Stephen Breyer Calls Chief’s Rebuke of Trump Appropriate (1)

March 19, 2025, 3:12 PM UTCUpdated: March 19, 2025, 7:23 PM UTC

Retired Supreme Court Justice Stephen Breyer said Chief Justice John Roberts did the right thing in releasing a public statement pushing back on President Donald Trump’s calls to impeach a judge who ruled against him.

“He’s trying to explain to the people of this country how the legal system works and how it doesn’t work,” he said in a live interview with Wolf Blitzer on CNN Wednesday morning. “It doesn’t work by impeaching a judge ‘cause you don’t like his decision.”

Breyer’s interview comes a day after Roberts made a rare public statement rebuking Trump’s calls for Judge James Boasberg, chief judge of the US District Court for D.C., to be impeached in a post on social media.

The post came after Boasberg temporarily stopped Trump from deporting hundreds of alleged Venezuelan gang members. Trump didn’t refer to Boasberg by name, but called the Obama appointee a “Radical Left Lunatic of a Judge, a troublemaker and agitator.”

In a statement released by the Supreme Court’s Public Information Office, Roberts called the remarks “not an appropriate response” to disagreement with a court ruling.

“For more than two centuries, it has been established that impeachment is not an appropriate response to disagreement concerning a judicial decision,” Roberts said in the statement Tuesday morning. “The normal appellate review process exists for that purpose.”

Breyer was asked what Roberts’ statement says about Trump, but he declined to answer.

“The statement doesn’t mention the president,” he said. Blitzer pushed back, saying it’s obvious given the timing of its release, but Breyer said Blitzer “can ask the person who made the statement.”

Trump responded to Roberts with an additional post on social media Tuesday night in which he doubled down in his criticisms of Boasberg.
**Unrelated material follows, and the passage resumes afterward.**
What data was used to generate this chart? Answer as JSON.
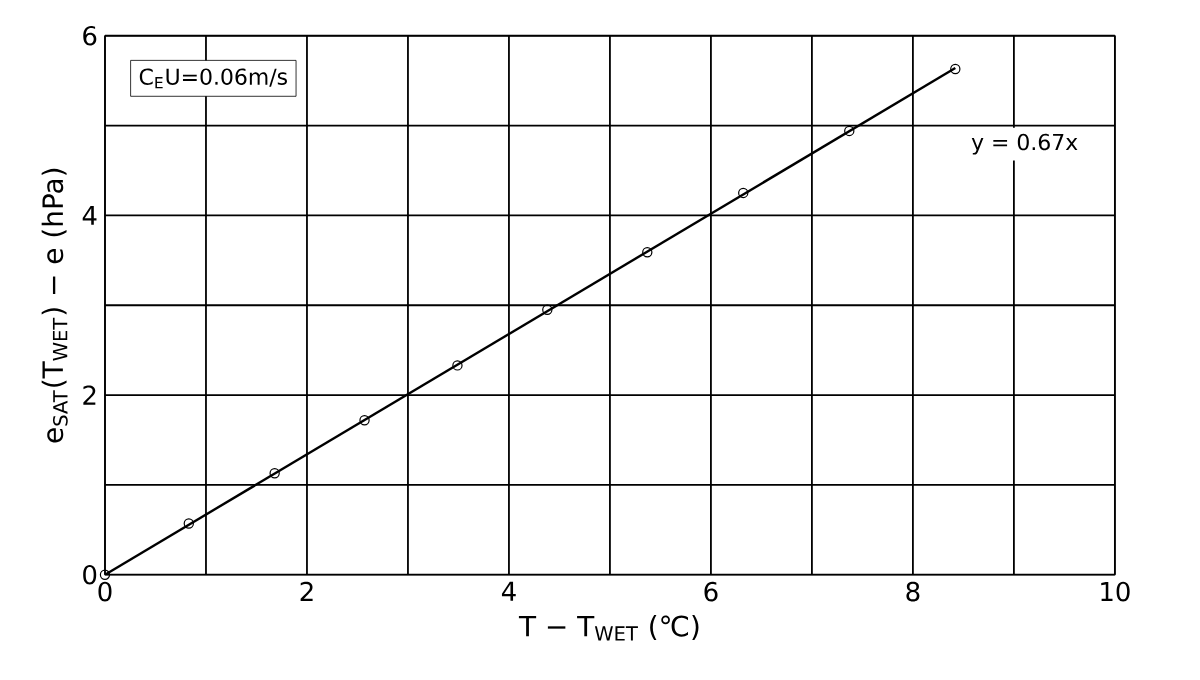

“If a President doesn’t have the right to throw murderers, and other criminals, out of our Country because a Radical Left Lunatic Judge wants to assume the role of President, then our Country is in very big trouble, and destined to fail!” he said.

During a press conference Wednesday afternoon, however, White House Press Secretary Karoline Leavitt said the Trump administration “will continue to comply” with court orders and “fight these battles in courts.”

“But it’s incredibly apparent that there is a concerted effort by the far-left to judge shop, to pick judges who are clearly acting as partisan activists from the bench in an attempt to derail this president’s agenda,” she said.

Leavitt called Boasberg a Democrat activist, who’s consistently shown his disdain for Trump and his policies.

“The president has made it clear that he believes this judge, in this case, should be impeached and he has also made it clear that he has great respect for the Chief Justice John Roberts and it’s incumbent upon the Supreme Court to rein in these activist judges,” she said.

Breyer, who retired from the court in 2022, was asked during his interview if the court has enough credibility with the people in the US right now to push back against the president when necessary.

“You don’t want a president to be looking over his shoulder to public opinion,” Breyer said. “No judge decides a case by looking to the temperature of the day, but every judge is aware of the climate of the era.”